Quando si parla di Verona, i tifosi milanisti, ma non solo, le accumunano il termine «fatal». Perché per due volte i rossoneri persero lo scudetto che sembrava ormai cucito addosso. Pure il Genoa con le debite proporzioni (qui si parla di permanenza in Serie A) e contro il Chievo, e non versus l'Hellas, dovrà evitare che nell'anno del suo centoventesimo compleanno, la città scaligera possa essere ricordata con un termine così nefasto. E per farlo esiste un'unica soluzione: vincere e convincere.
Ma lasciamo da parte il convincere. Bisogna trasformarsi da «machiavelliani» e rendere attivo il concetto dello scrittore e storico fiorentino, espresso nel suo capolavoro, «Il Principe». Cioè il «fine giustifica i mezzi». Tradotto per il Grifone. Tre punti da conquistare in qualsiasi maniera.

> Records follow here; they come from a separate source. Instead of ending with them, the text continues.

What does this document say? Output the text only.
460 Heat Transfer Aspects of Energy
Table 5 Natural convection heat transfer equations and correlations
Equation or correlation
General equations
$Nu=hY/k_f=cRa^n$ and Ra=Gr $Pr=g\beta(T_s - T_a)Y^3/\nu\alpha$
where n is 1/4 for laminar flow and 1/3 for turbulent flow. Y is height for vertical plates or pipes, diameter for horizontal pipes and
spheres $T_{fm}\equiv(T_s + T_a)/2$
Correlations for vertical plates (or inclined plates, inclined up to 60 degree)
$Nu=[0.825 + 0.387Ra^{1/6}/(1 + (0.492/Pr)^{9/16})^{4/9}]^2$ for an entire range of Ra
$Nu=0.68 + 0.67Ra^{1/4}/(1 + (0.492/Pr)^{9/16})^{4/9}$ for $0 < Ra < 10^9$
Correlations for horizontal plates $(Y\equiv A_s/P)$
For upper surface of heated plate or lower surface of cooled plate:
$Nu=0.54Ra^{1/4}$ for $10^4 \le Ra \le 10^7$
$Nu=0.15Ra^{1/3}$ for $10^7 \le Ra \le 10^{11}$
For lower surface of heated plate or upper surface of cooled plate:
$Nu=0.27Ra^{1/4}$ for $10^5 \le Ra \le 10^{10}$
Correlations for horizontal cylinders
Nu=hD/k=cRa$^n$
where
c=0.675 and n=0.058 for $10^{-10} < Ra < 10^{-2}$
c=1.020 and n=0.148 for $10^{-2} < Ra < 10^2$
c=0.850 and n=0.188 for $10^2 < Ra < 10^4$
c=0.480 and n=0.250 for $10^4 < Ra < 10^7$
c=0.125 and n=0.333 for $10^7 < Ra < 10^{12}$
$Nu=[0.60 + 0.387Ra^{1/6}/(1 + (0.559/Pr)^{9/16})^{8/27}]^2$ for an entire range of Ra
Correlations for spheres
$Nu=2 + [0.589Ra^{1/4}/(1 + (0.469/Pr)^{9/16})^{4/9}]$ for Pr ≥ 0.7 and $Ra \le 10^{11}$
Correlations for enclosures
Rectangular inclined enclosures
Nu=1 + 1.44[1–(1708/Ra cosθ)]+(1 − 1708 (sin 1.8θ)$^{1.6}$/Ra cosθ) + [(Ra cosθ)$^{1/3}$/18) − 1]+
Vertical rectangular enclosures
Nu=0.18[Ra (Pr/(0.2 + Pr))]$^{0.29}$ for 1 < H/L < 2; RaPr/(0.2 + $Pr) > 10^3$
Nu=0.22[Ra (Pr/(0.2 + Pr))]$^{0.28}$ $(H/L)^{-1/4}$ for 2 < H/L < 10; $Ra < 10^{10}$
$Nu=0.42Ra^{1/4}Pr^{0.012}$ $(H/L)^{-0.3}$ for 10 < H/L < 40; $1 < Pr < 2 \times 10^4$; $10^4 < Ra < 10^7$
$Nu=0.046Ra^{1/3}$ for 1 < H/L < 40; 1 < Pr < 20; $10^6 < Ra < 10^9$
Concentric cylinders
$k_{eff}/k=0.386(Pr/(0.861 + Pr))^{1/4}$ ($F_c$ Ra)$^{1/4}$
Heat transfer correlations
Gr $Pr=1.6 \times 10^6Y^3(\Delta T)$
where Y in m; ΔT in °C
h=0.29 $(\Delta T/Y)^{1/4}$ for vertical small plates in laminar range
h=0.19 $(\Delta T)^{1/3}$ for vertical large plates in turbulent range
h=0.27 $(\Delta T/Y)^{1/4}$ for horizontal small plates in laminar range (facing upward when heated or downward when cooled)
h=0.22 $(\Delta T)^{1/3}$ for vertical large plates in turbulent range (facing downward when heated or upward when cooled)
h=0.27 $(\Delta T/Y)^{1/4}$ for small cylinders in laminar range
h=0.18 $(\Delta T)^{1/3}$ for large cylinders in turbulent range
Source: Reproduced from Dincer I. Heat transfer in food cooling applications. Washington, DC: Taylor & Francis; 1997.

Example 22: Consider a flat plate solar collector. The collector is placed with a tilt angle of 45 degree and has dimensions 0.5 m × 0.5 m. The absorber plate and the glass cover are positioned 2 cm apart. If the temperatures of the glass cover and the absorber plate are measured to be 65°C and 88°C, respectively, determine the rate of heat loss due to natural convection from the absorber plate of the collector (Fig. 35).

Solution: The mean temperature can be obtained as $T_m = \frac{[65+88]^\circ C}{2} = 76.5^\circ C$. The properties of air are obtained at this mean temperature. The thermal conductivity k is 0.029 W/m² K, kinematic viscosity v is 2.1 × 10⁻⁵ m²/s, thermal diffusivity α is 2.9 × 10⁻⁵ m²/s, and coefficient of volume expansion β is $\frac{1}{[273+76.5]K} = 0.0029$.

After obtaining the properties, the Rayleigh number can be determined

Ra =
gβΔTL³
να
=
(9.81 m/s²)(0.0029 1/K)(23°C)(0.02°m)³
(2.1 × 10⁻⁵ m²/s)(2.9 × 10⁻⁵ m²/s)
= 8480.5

Un punto potrebbe non servire a nulla. Magari non in termine di classifica, sicuramente sotto l'aspetto psicologico. Ritornare alla vittoria, sconosciuta da oltre due mesi, e con il Pescara la settimana prossima al «Ferraris», potrebbe significare traguardo vicino.
O quanto meno affrontare gli ultimi 270' con relativa tranquillità e la possibilità di fare pure qualche calcolo. Siena e Palermo permettendo. Ovviamente. Mister Ballardini prima della partenza per il miniritiro di Verona ha usato l'espressione «sbranare gli avversari» anche se nelle ultime prestazioni offerte, i rossoblù sono apparsi agnellini più che lupi affamati.
La settimana d'avvicinamento alla sfida contro i clivensi di Corini, ormai salvi che comunque non regaleranno nulla, sia chiaro, non è stata delle più tranquille e normali. Si è cominciati martedì con la visita del patron Preziosi a Pegli. Per rimarcare e ribadire che chi non crede alla salvezza è pregato di accomodarsi fuori. Il gruppo non deve avere mele marce. Si è proseguito poi con gli spifferi che parlavano di uno spogliatoio spaccato al proprio interno. Si è arrivati poi agli spintoni nella partitella del giovedì tra Tozser e Matuzalem. Che hanno confermato che le voci non erano proprio infondate. Si è deciso così di fretta e furia di partire per la città dell'Arena il venerdì invece del sabato.
Ufficialmente perché «quattro ore di pullman il giorno prima della partita è meglio evitarli», anche se la verità appare diversa. C'era e c'è bisogno di ritrovare quella giusta tensione nervosa e agonistica da mettere sul prato verde del «Bentegodi». Che per molti elementi potrebbe essere l'ultima chiamata. Troppo importante non perdere la categoria. Retrocedere vorrebbe significare una perdita economica, oltre che sportiva, davvero drammatica. Per questo il tecnico romagnolo si affida a quelli cosiddetti titolari. Compresi quelli più «chiacchierati» che dovranno dimostrare un volta di più attaccamento verso la casacca del Genoa.
In porta dunque ci sarà Frey, la difesa ritornerà a tre con Manfredini centrale, al posto dello squalificato Portanova, con Granqvist a destra e Moretti a sinistra. A centrocampo esterni Pisano e Vargas, mentre al fianco di Matuzalem agiranno Antonelli a sinistra e l'ex Rigoni a destra, al posto di Kucka. In attacco per la prima volta in stagione partiranno dal primo minuto Borriello e Floro Flores. L'unico dubbio sembra essere l'utilizzo di Bertolacci, che Ballardini però ha visto stanco dopo lo stage dell'Under 21, al posto del peruviano Vargas.
Oltre un migliaio i genoani al seguito. Per la prima volta in stagione si assiste ad un numero così elevato di supporter in trasferta. Che hanno capito l'importanza del match.